Jonathan Pollard speaks during an interview at the Federal Correctional Institution in Butner, N.C., in May 1998.
Updated at 8:45 p.m.
Jonathan Pollard, who has served almost 30 years in prison after being convicted of espionage, will be granted parole on Nov. 21, according to his attorneys.
The former civilian Navy analyst was arrested in 1985 and charged with passing classified information to Israel. He pleaded guilty and received a life sentence.
"But under laws in place at the time, that meant he could get parole after 30 years," NPR's Carrie Johnson says. "Now, that term is nearly up — and the Justice Department did not stand in the way of his release."

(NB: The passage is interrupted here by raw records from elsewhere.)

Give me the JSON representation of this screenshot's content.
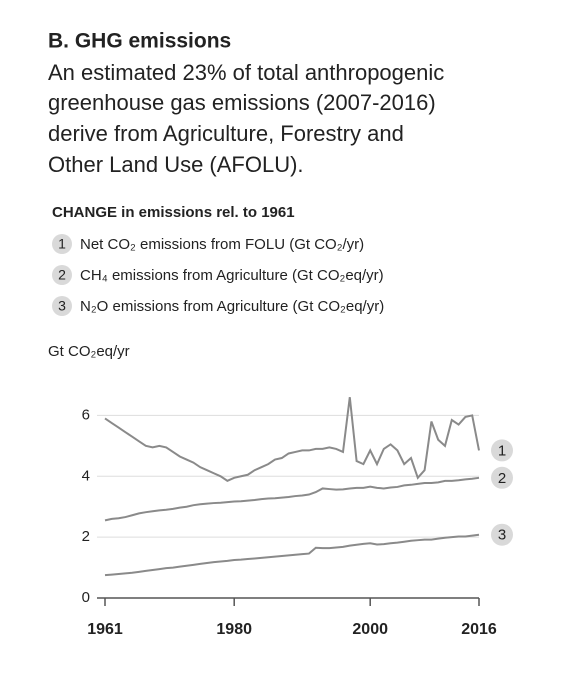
{
  "chart_data": {
    "type": "line",
    "title": "B. GHG emissions",
    "subtitle": [
      "An estimated 23% of total anthropogenic",
      "greenhouse gas emissions (2007-2016)",
      "derive from Agriculture, Forestry and",
      "Other Land Use (AFOLU)."
    ],
    "legend_title": "CHANGE in emissions rel. to 1961",
    "y_label": "Gt CO₂eq/yr",
    "x": [
      1961,
      1962,
      1963,
      1964,
      1965,
      1966,
      1967,
      1968,
      1969,
      1970,
      1971,
      1972,
      1973,
      1974,
      1975,
      1976,
      1977,
      1978,
      1979,
      1980,
      1981,
      1982,
      1983,
      1984,
      1985,
      1986,
      1987,
      1988,
      1989,
      1990,
      1991,
      1992,
      1993,
      1994,
      1995,
      1996,
      1997,
      1998,
      1999,
      2000,
      2001,
      2002,
      2003,
      2004,
      2005,
      2006,
      2007,
      2008,
      2009,
      2010,
      2011,
      2012,
      2013,
      2014,
      2015,
      2016
    ],
    "xlim": [
      1961,
      2016
    ],
    "xticks": [
      1961,
      1980,
      2000,
      2016
    ],
    "ylim": [
      0,
      7
    ],
    "yticks": [
      0,
      2,
      4,
      6
    ],
    "grid": true,
    "series": [
      {
        "label": "1",
        "name": "Net CO₂ emissions from FOLU (Gt CO₂/yr)",
        "color": "#8a8a8a",
        "values": [
          5.9,
          5.75,
          5.6,
          5.45,
          5.3,
          5.15,
          5.0,
          4.95,
          5.0,
          4.95,
          4.8,
          4.65,
          4.55,
          4.45,
          4.3,
          4.2,
          4.1,
          4.0,
          3.85,
          3.95,
          4.0,
          4.05,
          4.2,
          4.3,
          4.4,
          4.55,
          4.6,
          4.75,
          4.8,
          4.85,
          4.85,
          4.9,
          4.9,
          4.95,
          4.9,
          4.8,
          6.6,
          4.5,
          4.4,
          4.85,
          4.4,
          4.9,
          5.05,
          4.85,
          4.4,
          4.6,
          3.95,
          4.2,
          5.8,
          5.2,
          5.0,
          5.85,
          5.7,
          5.95,
          6.0,
          4.85
        ]
      },
      {
        "label": "2",
        "name": "CH₄ emissions from Agriculture (Gt CO₂eq/yr)",
        "color": "#8a8a8a",
        "values": [
          2.55,
          2.6,
          2.62,
          2.66,
          2.72,
          2.78,
          2.82,
          2.85,
          2.88,
          2.9,
          2.93,
          2.97,
          3.0,
          3.05,
          3.08,
          3.1,
          3.12,
          3.13,
          3.15,
          3.17,
          3.18,
          3.2,
          3.22,
          3.25,
          3.27,
          3.28,
          3.3,
          3.32,
          3.35,
          3.37,
          3.4,
          3.48,
          3.6,
          3.58,
          3.56,
          3.57,
          3.6,
          3.62,
          3.62,
          3.66,
          3.62,
          3.6,
          3.63,
          3.65,
          3.7,
          3.72,
          3.75,
          3.78,
          3.78,
          3.8,
          3.85,
          3.85,
          3.87,
          3.9,
          3.92,
          3.95
        ]
      },
      {
        "label": "3",
        "name": "N₂O emissions from Agriculture (Gt CO₂eq/yr)",
        "color": "#8a8a8a",
        "values": [
          0.75,
          0.77,
          0.79,
          0.81,
          0.83,
          0.86,
          0.89,
          0.92,
          0.95,
          0.98,
          1.0,
          1.03,
          1.06,
          1.09,
          1.12,
          1.15,
          1.18,
          1.2,
          1.22,
          1.25,
          1.26,
          1.28,
          1.3,
          1.32,
          1.34,
          1.36,
          1.38,
          1.4,
          1.42,
          1.44,
          1.46,
          1.65,
          1.64,
          1.64,
          1.66,
          1.68,
          1.72,
          1.75,
          1.78,
          1.8,
          1.76,
          1.77,
          1.8,
          1.82,
          1.85,
          1.88,
          1.9,
          1.92,
          1.92,
          1.95,
          1.98,
          2.0,
          2.02,
          2.02,
          2.05,
          2.08
        ]
      }
    ]
  }
}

In their statement, attorneys Eliot Lauer and Jacques Semmelman said the decision to release Pollard, who is now 60, was made unanimously by three members of a parole commission, independent of any other U.S. government agency. They also said that the decision is not connected to "recent developments in the Middle East."
As we've previously reported, Pollard's supporters have claimed that his release could have a positive impact on the Middle East peace process, that he was spying for an ally of the U.S. and had no intent to harm the U.S., and that his sentence was too harsh.

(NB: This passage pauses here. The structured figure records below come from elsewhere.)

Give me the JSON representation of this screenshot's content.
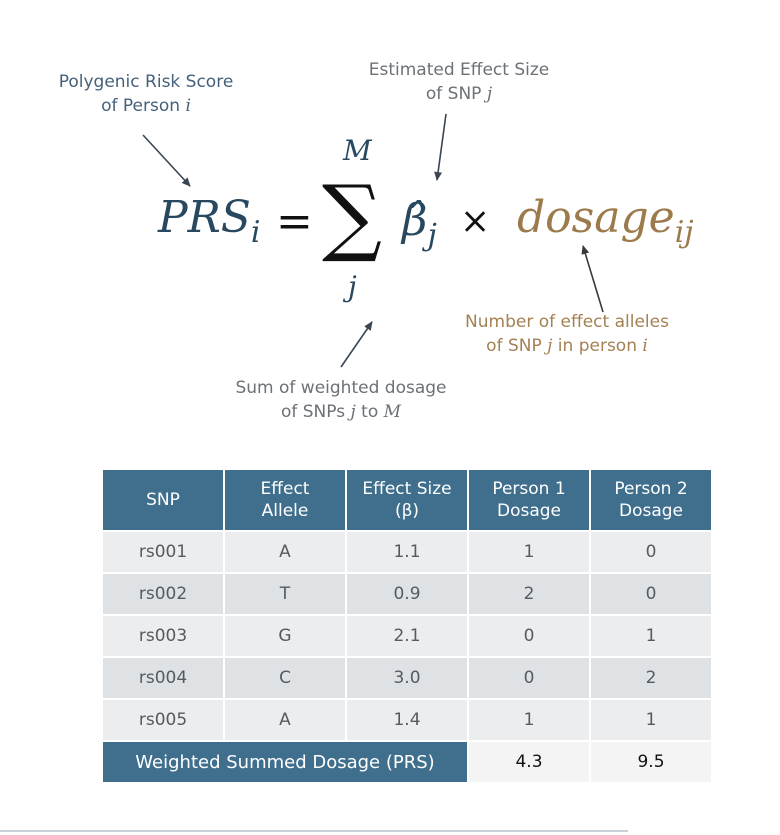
{
  "annotations": {
    "prs_label": {
      "line1": "Polygenic Risk Score",
      "line2_text": "of Person ",
      "line2_var": "i"
    },
    "effect_label": {
      "line1": "Estimated Effect Size",
      "line2_text": "of SNP ",
      "line2_var": "j"
    },
    "alleles_label": {
      "line1": "Number of effect alleles",
      "line2_a": "of SNP ",
      "line2_var1": "j",
      "line2_b": " in person ",
      "line2_var2": "i"
    },
    "sum_label": {
      "line1": "Sum of weighted dosage",
      "line2_a": "of SNPs ",
      "line2_var1": "j",
      "line2_b": " to ",
      "line2_var2": "M"
    }
  },
  "formula": {
    "prs": "PRS",
    "prs_sub": "i",
    "equals": "=",
    "sigma": "∑",
    "upper": "M",
    "lower": "j",
    "beta": "β̂",
    "beta_sub": "j",
    "times": "×",
    "dosage": "dosage",
    "dosage_sub": "ij"
  },
  "table": {
    "headers": [
      {
        "line1": "SNP",
        "line2": ""
      },
      {
        "line1": "Effect",
        "line2": "Allele"
      },
      {
        "line1": "Effect Size",
        "line2": "(β)"
      },
      {
        "line1": "Person 1",
        "line2": "Dosage"
      },
      {
        "line1": "Person 2",
        "line2": "Dosage"
      }
    ],
    "rows": [
      [
        "rs001",
        "A",
        "1.1",
        "1",
        "0"
      ],
      [
        "rs002",
        "T",
        "0.9",
        "2",
        "0"
      ],
      [
        "rs003",
        "G",
        "2.1",
        "0",
        "1"
      ],
      [
        "rs004",
        "C",
        "3.0",
        "0",
        "2"
      ],
      [
        "rs005",
        "A",
        "1.4",
        "1",
        "1"
      ]
    ],
    "total_label": "Weighted Summed Dosage (PRS)",
    "total_p1": "4.3",
    "total_p2": "9.5"
  },
  "colors": {
    "header_blue": "#3f6f8d",
    "formula_navy": "#28485f",
    "dosage_gold": "#9c7a4b",
    "annotation_blue": "#45617a",
    "annotation_gray": "#6b7177",
    "annotation_brown": "#a48153"
  }
}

Carrie tells our Newscast Unit that Pollard's lawyers say their client is sick and looking forward to reuniting with his wife.

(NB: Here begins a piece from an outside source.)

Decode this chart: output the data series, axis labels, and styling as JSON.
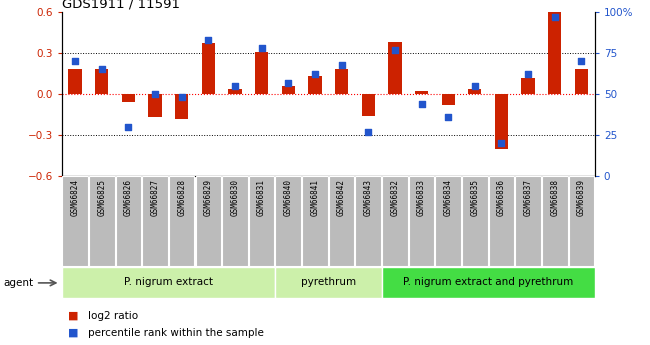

In the statement, the attorneys say President Obama has the authority to release Pollard before Nov. 21 and could allow him to leave the U.S. and move to Israel immediately. They also say they've secured employment and housing for Pollard in the New York area.
National Security Council spokesman Alistair Baskey said Tuesday night that Obama does not plan to set Pollard free early.
"Mr. Pollard's status was determined by the United States Parole Commission according to standard procedures, and the Parole Commission's decision was in no way linked to foreign policy considerations. Mr. Pollard will serve his sentence as mandated by statute for the very serious crimes he committed. The President has no intention of altering the terms of Mr. Pollard's parole."
Pollard also communicated words of thanks through his attorneys for his release, expressing gratitude to the National Council of Young Israel as well as to supporters:
"Mr. Pollard would like to thank the many thousands of well-wishers in the United States, in Israel, and throughout the world, who provided grass roots support by attending rallies, sending letters, making phone calls to elected officials, and saying prayers for his welfare. He is deeply appreciative of every gesture, large or small."